Enter Tonight, Not Your Ideal Self
Choose the mood, time, rules energy, table space, and budget that are true right now. If you have 20 minutes, say 20 minutes. If the table is tiny, say tiny. If rules learning sounds awful tonight, choose low.
The result should suggest a format: cozy journaling, compact board game, print-and-play, tactical puzzle, map adventure, or campaign session.
Add one access or content constraint before trusting the result. Maybe text must be large, setup must stay seated, themes must be all-ages nearby, or shuffling is not a good idea tonight. A finder that ignores the body and room can still point to the wrong game even when the mood match looks right.
Treat the Result as a Shortlist
Pick one owned, borrowed, printed, or library option that matches the format. If none fit, choose the nearest smaller version. A tool result is not a command to buy.

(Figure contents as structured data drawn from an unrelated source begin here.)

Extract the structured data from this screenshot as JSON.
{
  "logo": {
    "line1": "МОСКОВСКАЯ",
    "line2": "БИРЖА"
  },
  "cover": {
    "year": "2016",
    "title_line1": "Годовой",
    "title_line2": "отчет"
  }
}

If content notes, access needs, or age rating conflict with the result, override it.
Make the shortlist concrete: first choice, easier backup, and no-spend backup. The no-spend backup might be a legal PDF you already own, a library copy, an index-card oracle, or a replay of a familiar game. This keeps the tool from turning selection into shopping.
Make the First Physical Move
After choosing, set a ten-minute setup limit. Open the box, place the notebook, or print the single page. If setup exceeds the limit, switch to a smaller option without shame.
The method succeeds when play begins.
The first physical move should be impossible to overthink. Put one die in the tray. Open the rulebook to setup. Write the character name. Cut only the cards needed for one scene. Once the hand has moved, the choice loop is broken and the play loop can start.
Close the Choice Loop
At the end, write whether the fit was right: too long, too heavy, too much table, good mood match, or better with one friend. That note improves the next choice.
Do not grade yourself. Grade the fit. “Good game, wrong evening” is a useful note. “Needed brighter light” is useful. “I wanted company” is useful. Over time, these notes become a personal recommendation engine that is better than any generic ranking.